A taxa de natalidade chinesa entrou em colapso: cada nova faixa etária que entra na força de trabalho será muito menor do que a anterior, o que afetará muito a demanda. Além disso, a dívida incorrida pelo excesso de investimento imprudente em habitação, estradas e outras infraestruturas, apenas para manter as estatísticas de emprego e crescimento altas, já é um grande fardo para a economia.

Duas implicações disso são as ameaças de longo prazo ao governo comunista na China. A promessa do Partido de superar a economia dos EUA e fazer da China a potência dominante mundial provavelmente nunca se cumprirá, nem tampouco sua promessa de elevar os padrões de vida chineses a um nível de mundo desenvolvido (o PIB per capita atual é de apenas US$ 9 mil).

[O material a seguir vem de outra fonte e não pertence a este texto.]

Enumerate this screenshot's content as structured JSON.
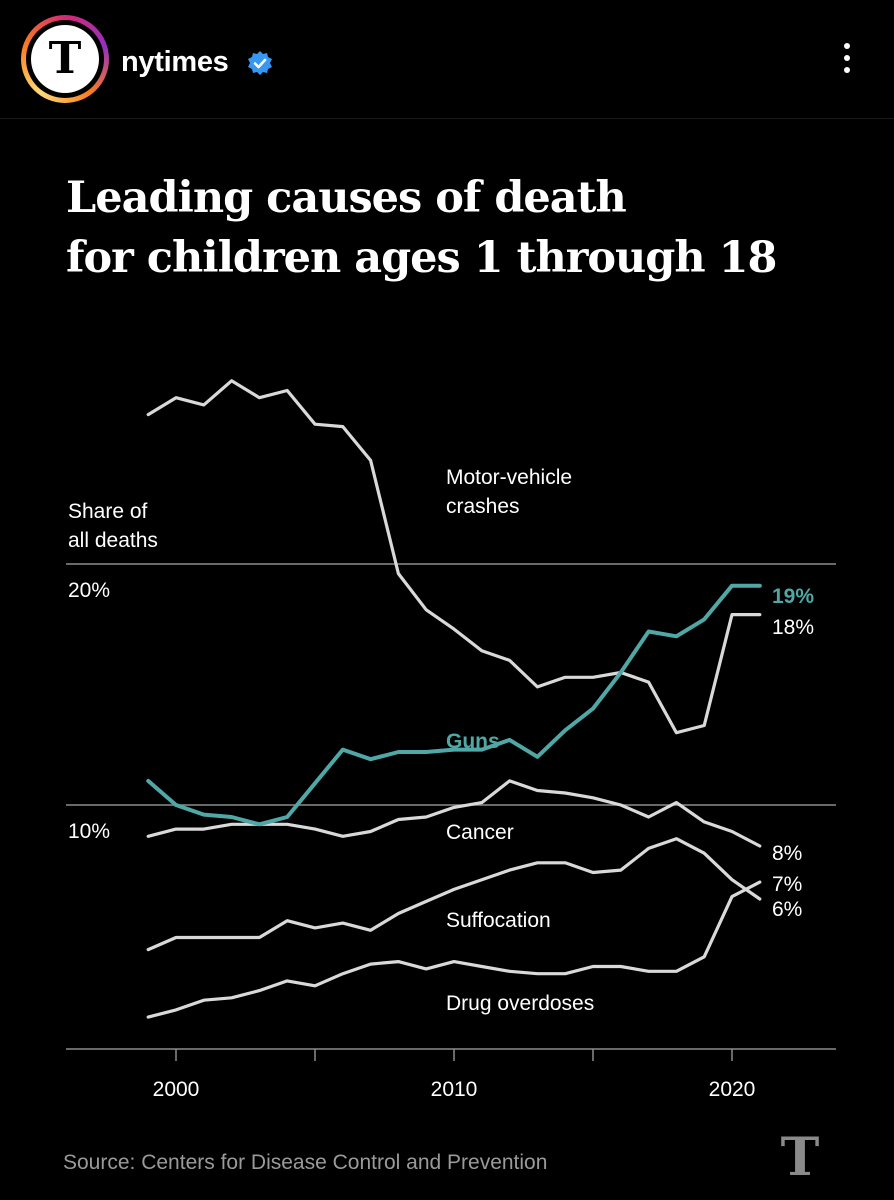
{
  "header": {
    "account_name": "nytimes",
    "avatar_letter": "T",
    "icons": [
      "nyt-avatar-icon",
      "verified-badge-icon",
      "more-options-icon"
    ]
  },
  "chart_data": {
    "type": "line",
    "title": "Leading causes of death\nfor children ages 1 through 18",
    "ylabel": "Share of\nall deaths",
    "xticks": [
      2000,
      2010,
      2020
    ],
    "yticks": [
      {
        "value": 10,
        "label": "10%"
      },
      {
        "value": 20,
        "label": "20%"
      }
    ],
    "xlim": [
      1998,
      2022
    ],
    "ylim": [
      0,
      30
    ],
    "grid": "horizontal at 10% and 20%",
    "series": [
      {
        "name": "Motor-vehicle crashes",
        "color": "#d9d9d9",
        "highlight": false,
        "end_label": "18%",
        "x": [
          1999,
          2000,
          2001,
          2002,
          2003,
          2004,
          2005,
          2006,
          2007,
          2008,
          2009,
          2010,
          2011,
          2012,
          2013,
          2014,
          2015,
          2016,
          2017,
          2018,
          2019,
          2020,
          2021
        ],
        "y": [
          26.2,
          26.9,
          26.6,
          27.6,
          26.9,
          27.2,
          25.8,
          25.7,
          24.3,
          19.6,
          18.1,
          17.3,
          16.4,
          16.0,
          14.9,
          15.3,
          15.3,
          15.5,
          15.1,
          13.0,
          13.3,
          17.9,
          17.9
        ]
      },
      {
        "name": "Guns",
        "color": "#4fa8a6",
        "highlight": true,
        "end_label": "19%",
        "x": [
          1999,
          2000,
          2001,
          2002,
          2003,
          2004,
          2005,
          2006,
          2007,
          2008,
          2009,
          2010,
          2011,
          2012,
          2013,
          2014,
          2015,
          2016,
          2017,
          2018,
          2019,
          2020,
          2021
        ],
        "y": [
          11.0,
          10.0,
          9.6,
          9.5,
          9.2,
          9.5,
          10.9,
          12.3,
          11.9,
          12.2,
          12.2,
          12.3,
          12.3,
          12.7,
          12.0,
          13.1,
          14.0,
          15.5,
          17.2,
          17.0,
          17.7,
          19.1,
          19.1
        ]
      },
      {
        "name": "Cancer",
        "color": "#d9d9d9",
        "highlight": false,
        "end_label": "8%",
        "x": [
          1999,
          2000,
          2001,
          2002,
          2003,
          2004,
          2005,
          2006,
          2007,
          2008,
          2009,
          2010,
          2011,
          2012,
          2013,
          2014,
          2015,
          2016,
          2017,
          2018,
          2019,
          2020,
          2021
        ],
        "y": [
          8.7,
          9.0,
          9.0,
          9.2,
          9.2,
          9.2,
          9.0,
          8.7,
          8.9,
          9.4,
          9.5,
          9.9,
          10.1,
          11.0,
          10.6,
          10.5,
          10.3,
          10.0,
          9.5,
          10.1,
          9.3,
          8.9,
          8.3
        ]
      },
      {
        "name": "Suffocation",
        "color": "#d9d9d9",
        "highlight": false,
        "end_label": "6%",
        "x": [
          1999,
          2000,
          2001,
          2002,
          2003,
          2004,
          2005,
          2006,
          2007,
          2008,
          2009,
          2010,
          2011,
          2012,
          2013,
          2014,
          2015,
          2016,
          2017,
          2018,
          2019,
          2020,
          2021
        ],
        "y": [
          4.0,
          4.5,
          4.5,
          4.5,
          4.5,
          5.2,
          4.9,
          5.1,
          4.8,
          5.5,
          6.0,
          6.5,
          6.9,
          7.3,
          7.6,
          7.6,
          7.2,
          7.3,
          8.2,
          8.6,
          8.0,
          6.9,
          6.1
        ]
      },
      {
        "name": "Drug overdoses",
        "color": "#d9d9d9",
        "highlight": false,
        "end_label": "7%",
        "x": [
          1999,
          2000,
          2001,
          2002,
          2003,
          2004,
          2005,
          2006,
          2007,
          2008,
          2009,
          2010,
          2011,
          2012,
          2013,
          2014,
          2015,
          2016,
          2017,
          2018,
          2019,
          2020,
          2021
        ],
        "y": [
          1.2,
          1.5,
          1.9,
          2.0,
          2.3,
          2.7,
          2.5,
          3.0,
          3.4,
          3.5,
          3.2,
          3.5,
          3.3,
          3.1,
          3.0,
          3.0,
          3.3,
          3.3,
          3.1,
          3.1,
          3.7,
          6.2,
          6.8
        ]
      }
    ]
  },
  "source": "Source: Centers for Disease Control and Prevention",
  "footer": {
    "logo_letter": "T"
  }
}
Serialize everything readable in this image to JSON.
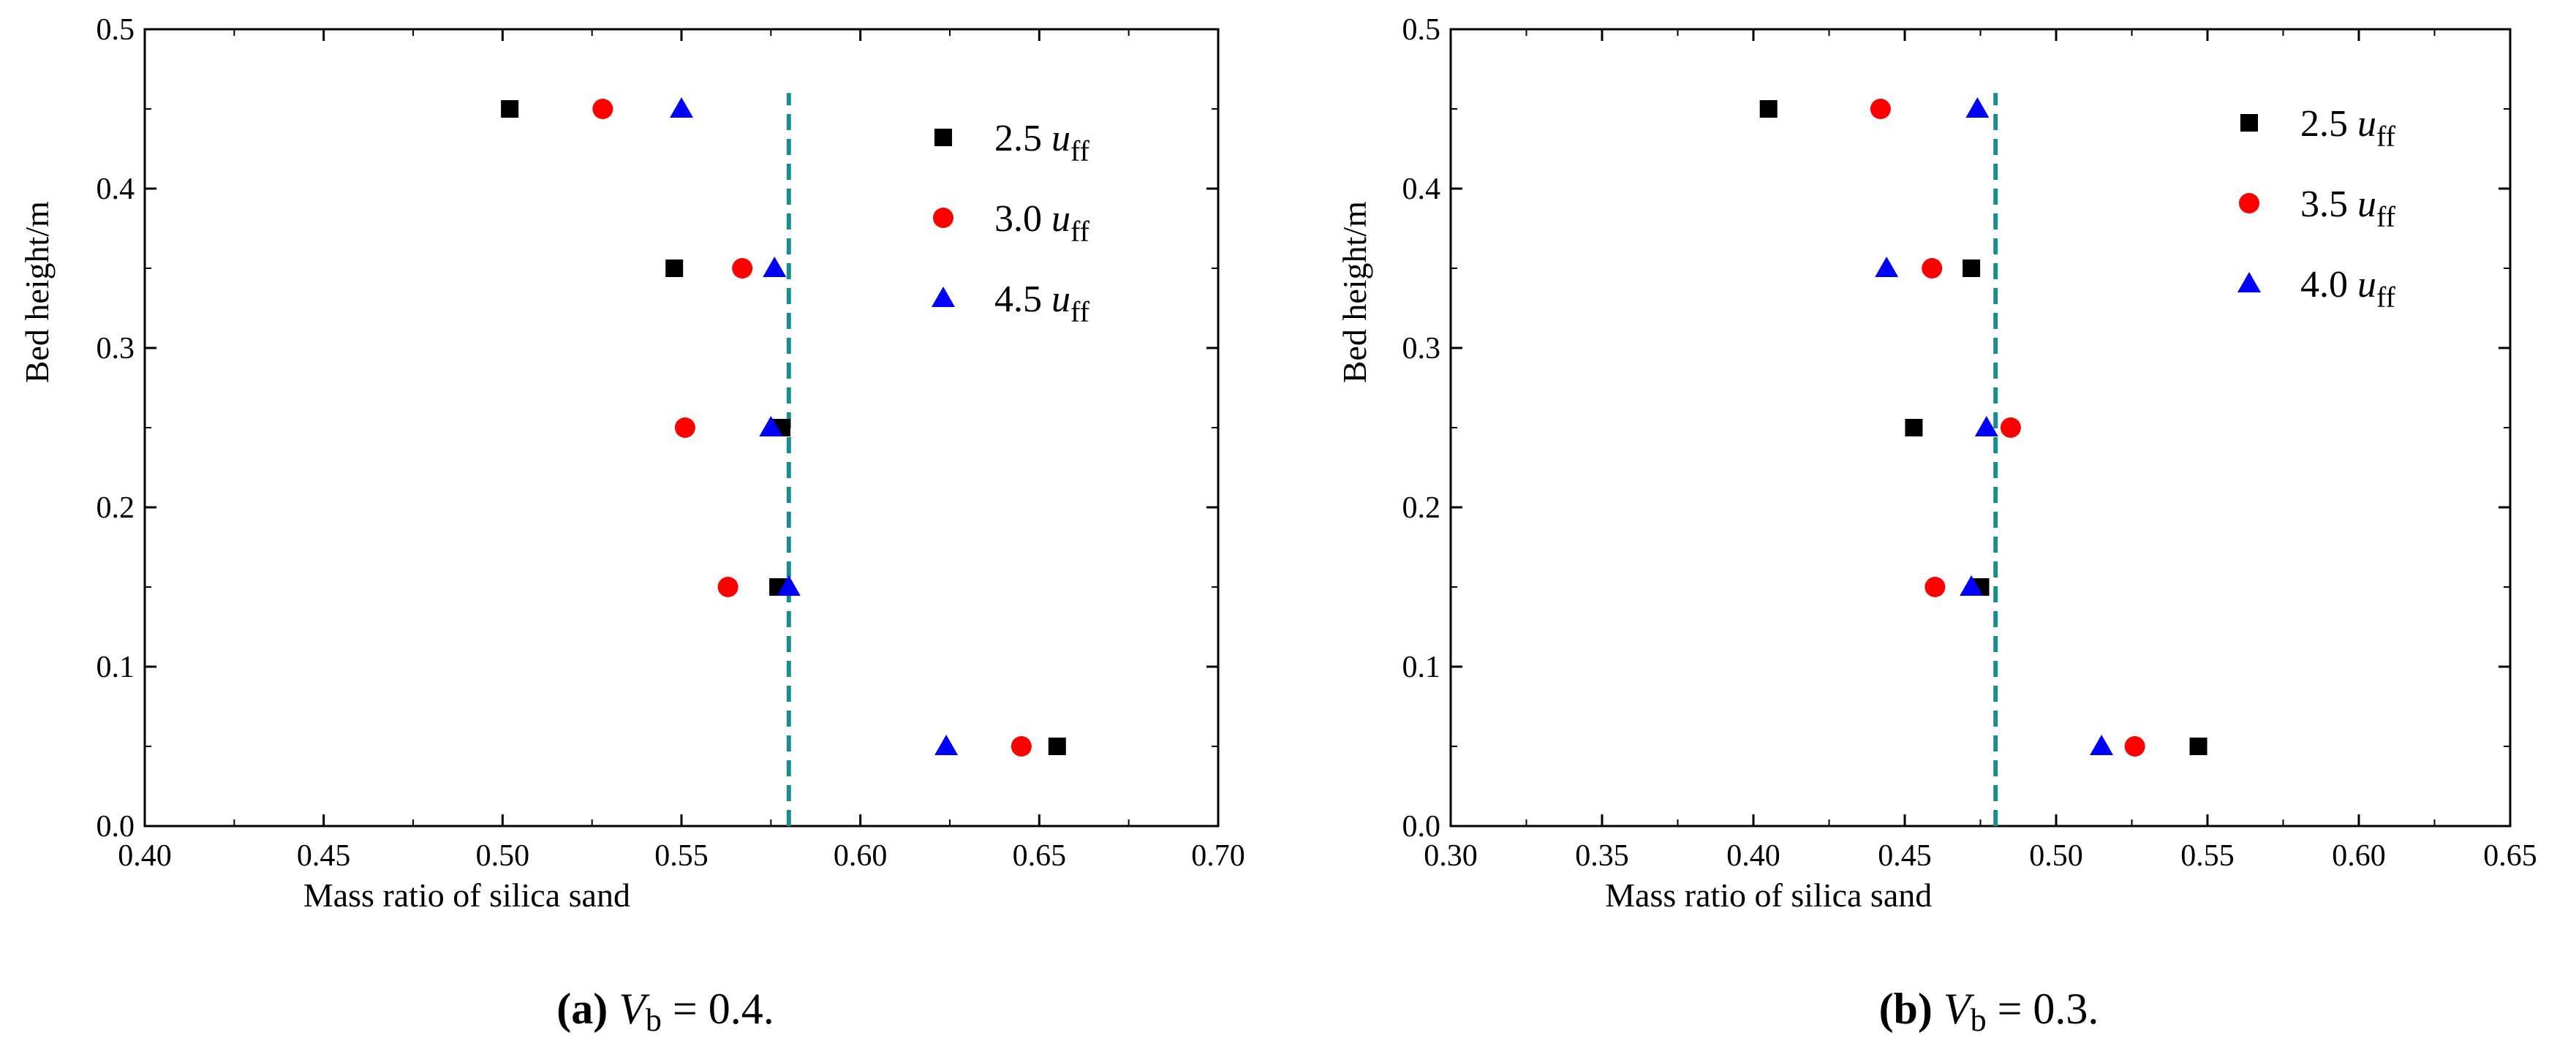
{
  "chart_data": [
    {
      "type": "scatter",
      "panel": "a",
      "caption": {
        "label": "(a)",
        "var": "V",
        "sub": "b",
        "rest": " = 0.4."
      },
      "xlabel": "Mass ratio of silica sand",
      "ylabel": "Bed height/m",
      "xlim": [
        0.4,
        0.7
      ],
      "ylim": [
        0.0,
        0.5
      ],
      "xticks": [
        "0.40",
        "0.45",
        "0.50",
        "0.55",
        "0.60",
        "0.65",
        "0.70"
      ],
      "yticks": [
        "0.0",
        "0.1",
        "0.2",
        "0.3",
        "0.4",
        "0.5"
      ],
      "reference_line_x": 0.58,
      "reference_line_y_range": [
        0.0,
        0.46
      ],
      "legend_position": "top-right",
      "series": [
        {
          "name": "2.5",
          "unit": "u",
          "unit_sub": "ff",
          "marker": "square",
          "color": "#000000",
          "points": [
            [
              0.502,
              0.45
            ],
            [
              0.548,
              0.35
            ],
            [
              0.578,
              0.25
            ],
            [
              0.577,
              0.15
            ],
            [
              0.655,
              0.05
            ]
          ]
        },
        {
          "name": "3.0",
          "unit": "u",
          "unit_sub": "ff",
          "marker": "circle",
          "color": "#ff0000",
          "points": [
            [
              0.528,
              0.45
            ],
            [
              0.567,
              0.35
            ],
            [
              0.551,
              0.25
            ],
            [
              0.563,
              0.15
            ],
            [
              0.645,
              0.05
            ]
          ]
        },
        {
          "name": "4.5",
          "unit": "u",
          "unit_sub": "ff",
          "marker": "triangle",
          "color": "#0000ff",
          "points": [
            [
              0.55,
              0.45
            ],
            [
              0.576,
              0.35
            ],
            [
              0.575,
              0.25
            ],
            [
              0.58,
              0.15
            ],
            [
              0.624,
              0.05
            ]
          ]
        }
      ]
    },
    {
      "type": "scatter",
      "panel": "b",
      "caption": {
        "label": "(b)",
        "var": "V",
        "sub": "b",
        "rest": " = 0.3."
      },
      "xlabel": "Mass ratio of silica sand",
      "ylabel": "Bed height/m",
      "xlim": [
        0.3,
        0.65
      ],
      "ylim": [
        0.0,
        0.5
      ],
      "xticks": [
        "0.30",
        "0.35",
        "0.40",
        "0.45",
        "0.50",
        "0.55",
        "0.60",
        "0.65"
      ],
      "yticks": [
        "0.0",
        "0.1",
        "0.2",
        "0.3",
        "0.4",
        "0.5"
      ],
      "reference_line_x": 0.48,
      "reference_line_y_range": [
        0.0,
        0.46
      ],
      "legend_position": "top-right",
      "series": [
        {
          "name": "2.5",
          "unit": "u",
          "unit_sub": "ff",
          "marker": "square",
          "color": "#000000",
          "points": [
            [
              0.405,
              0.45
            ],
            [
              0.472,
              0.35
            ],
            [
              0.453,
              0.25
            ],
            [
              0.475,
              0.15
            ],
            [
              0.547,
              0.05
            ]
          ]
        },
        {
          "name": "3.5",
          "unit": "u",
          "unit_sub": "ff",
          "marker": "circle",
          "color": "#ff0000",
          "points": [
            [
              0.442,
              0.45
            ],
            [
              0.459,
              0.35
            ],
            [
              0.485,
              0.25
            ],
            [
              0.46,
              0.15
            ],
            [
              0.526,
              0.05
            ]
          ]
        },
        {
          "name": "4.0",
          "unit": "u",
          "unit_sub": "ff",
          "marker": "triangle",
          "color": "#0000ff",
          "points": [
            [
              0.474,
              0.45
            ],
            [
              0.444,
              0.35
            ],
            [
              0.477,
              0.25
            ],
            [
              0.472,
              0.15
            ],
            [
              0.515,
              0.05
            ]
          ]
        }
      ]
    }
  ],
  "colors": {
    "reference_line": "#1a8c8c",
    "axis": "#000000"
  }
}
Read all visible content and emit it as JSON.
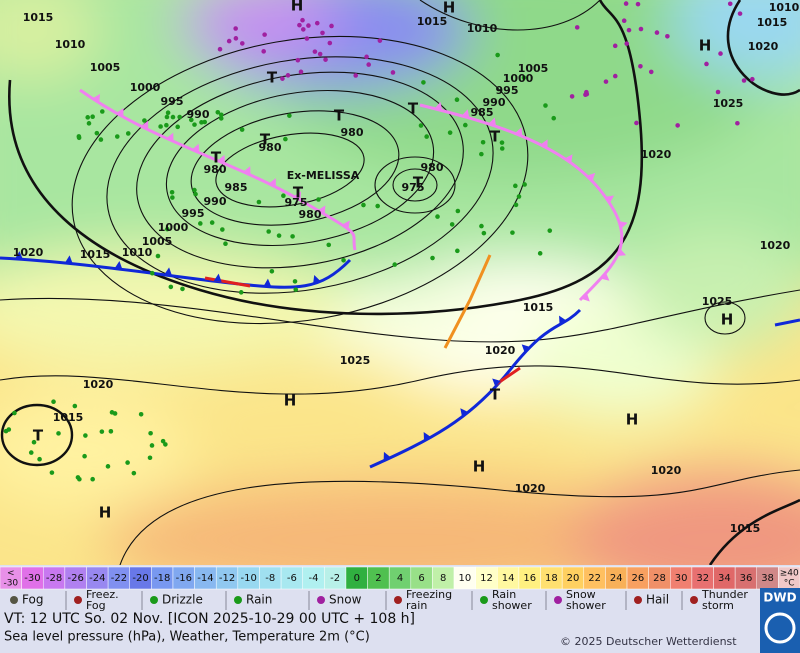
{
  "map": {
    "labels": [
      "1015",
      "1010",
      "1005",
      "1000",
      "995",
      "990",
      "985",
      "990",
      "995",
      "1000",
      "1005",
      "1010",
      "1015",
      "1020",
      "980",
      "980",
      "975",
      "980",
      "975",
      "980",
      "980",
      "985",
      "990",
      "995",
      "1000",
      "1005",
      "1010",
      "1015",
      "1015",
      "1010",
      "1020",
      "1025",
      "1020",
      "1020",
      "1025",
      "1015",
      "1020",
      "1025",
      "1020",
      "1015",
      "1020",
      "1020",
      "1015",
      "Ex-MELISSA",
      "H",
      "H",
      "H",
      "H",
      "H",
      "H",
      "H",
      "H",
      "T",
      "T",
      "T",
      "T",
      "T",
      "T",
      "T",
      "T",
      "T",
      "T"
    ]
  },
  "legend": {
    "scale": [
      [
        "<",
        "-30"
      ],
      "-30",
      "-28",
      "-26",
      "-24",
      "-22",
      "-20",
      "-18",
      "-16",
      "-14",
      "-12",
      "-10",
      "-8",
      "-6",
      "-4",
      "-2",
      "0",
      "2",
      "4",
      "6",
      "8",
      "10",
      "12",
      "14",
      "16",
      "18",
      "20",
      "22",
      "24",
      "26",
      "28",
      "30",
      "32",
      "34",
      "36",
      "38",
      [
        "≥40",
        "°C"
      ]
    ],
    "scale_colors": [
      "#e890e8",
      "#e070e8",
      "#c878f0",
      "#b080f0",
      "#9888f0",
      "#8090f0",
      "#6878e8",
      "#7898f0",
      "#80a8f0",
      "#88b8f0",
      "#90c8f0",
      "#98d8f0",
      "#a0e0f0",
      "#a8e8f0",
      "#b0f0f0",
      "#b8f0e8",
      "#30b040",
      "#50c050",
      "#70d070",
      "#98e088",
      "#c0f0a8",
      "#fffff0",
      "#ffffc8",
      "#fff8a0",
      "#fff080",
      "#ffe070",
      "#ffd060",
      "#ffc060",
      "#f8b058",
      "#f8a060",
      "#f09068",
      "#f08070",
      "#e87070",
      "#e06868",
      "#d87070",
      "#d08888",
      "#f0c8c8"
    ],
    "weather": [
      "Fog",
      [
        "Freez.",
        "Fog"
      ],
      "Drizzle",
      "Rain",
      "Snow",
      [
        "Freezing",
        "rain"
      ],
      [
        "Rain",
        "shower"
      ],
      [
        "Snow",
        "shower"
      ],
      "Hail",
      [
        "Thunder",
        "storm"
      ]
    ]
  },
  "footer": {
    "valid_time": "VT: 12 UTC So.  02 Nov. [ICON 2025-10-29  00 UTC + 108 h]",
    "subtitle": "Sea level pressure (hPa), Weather, Temperature 2m (°C)",
    "copyright": "© 2025 Deutscher Wetterdienst",
    "logo": "DWD"
  }
}
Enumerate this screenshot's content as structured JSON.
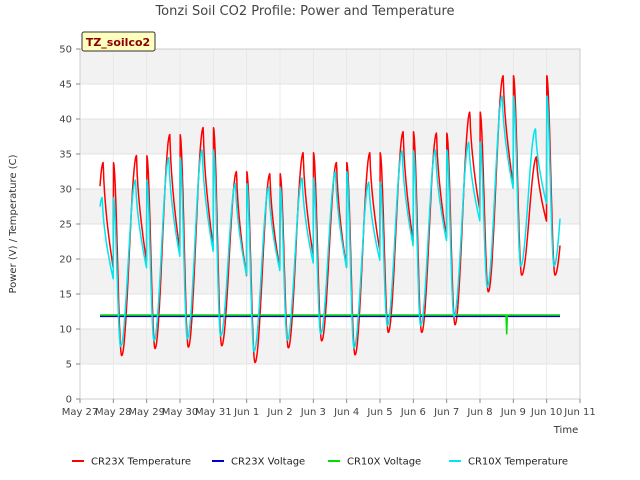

Se o Partido Comunista não pode cumprir essas duas promessas, o que lhe dá o direito de monopolizar o poder político na China? Certamente também não está cumprindo sua velha promessa de igualdade.

Não é à toa que Xi Jinping está fechando as portas politicamente, e não é à toa que a nomenklatura (para usar a antiga palavra soviética) está concordando com isso. A estagnação o aguarda.